Vendredi

Je passe mes journées dans une sourde quiétude, rythmées par les cinq offices plus la messe quotidienne. Le reste du temps, je me promène dans les bois humides et sombres qui ceignent une partie de l'abbaye. Pas de lecture, pas de journaux, pas de radio, de TV, ni d'Internet. Seul. Et le sentiment d'être immense en même temps.
C'est une impression vertigineuse. Je me sens vide, épuisé de mon énergie, cassé, comme ivre devant tant de silence et de calme. L'agitation de Paris me manque. Je me console en mangeant du foie-gras à l'Armagnac. Ceci est bon, tout simplement. Mais cette tranquilité de vie me pèse. Je ne suis pas fait pour être moine. Ce n'est pas un problème de foi, c'est un problème de manière de vivre sa foi. Le problème n'est plus de sous-vivre mais de vivre hors la vie.

La foi peut transcender la religion, la religion ne peut pas transcender la foi.

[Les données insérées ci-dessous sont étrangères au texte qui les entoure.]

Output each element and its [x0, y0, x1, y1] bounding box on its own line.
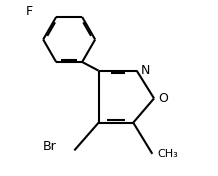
Text: F: F	[26, 5, 33, 18]
Text: N: N	[141, 64, 150, 77]
Text: CH₃: CH₃	[157, 149, 178, 159]
Text: Br: Br	[43, 140, 57, 153]
Text: O: O	[158, 92, 168, 105]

Vivre en abbaye, c'est s'arroger tous les avantages d'une vie communautaire et les avantages d'une autarcie dictée par une loi divine que rien ne transgresse, ne peut transgresser, ne peut être transgressé. C'est trop facile, en un certain sens. Je préfère encore souffrir parfois, plus de ne plus jamais souffrir. Si l'Enfer, c'est les Autres, je les préfère pourtant encore à un Moi reproduit à la chaîne et appliqué sur l'Autre, l'Homme comme l'homme immuable et absolutisé, un Moi imparfait et imperfectible, englué dans un espace atemporalisé et religiosifié à l'extrême.

L'homme ne peut être l'Homme.

2 commentaires:

Boré a dit…

vivement la rentrée littéraire de M de St G.! :)
j'aime cette nouvelle sobriété

wishlistmaster a dit…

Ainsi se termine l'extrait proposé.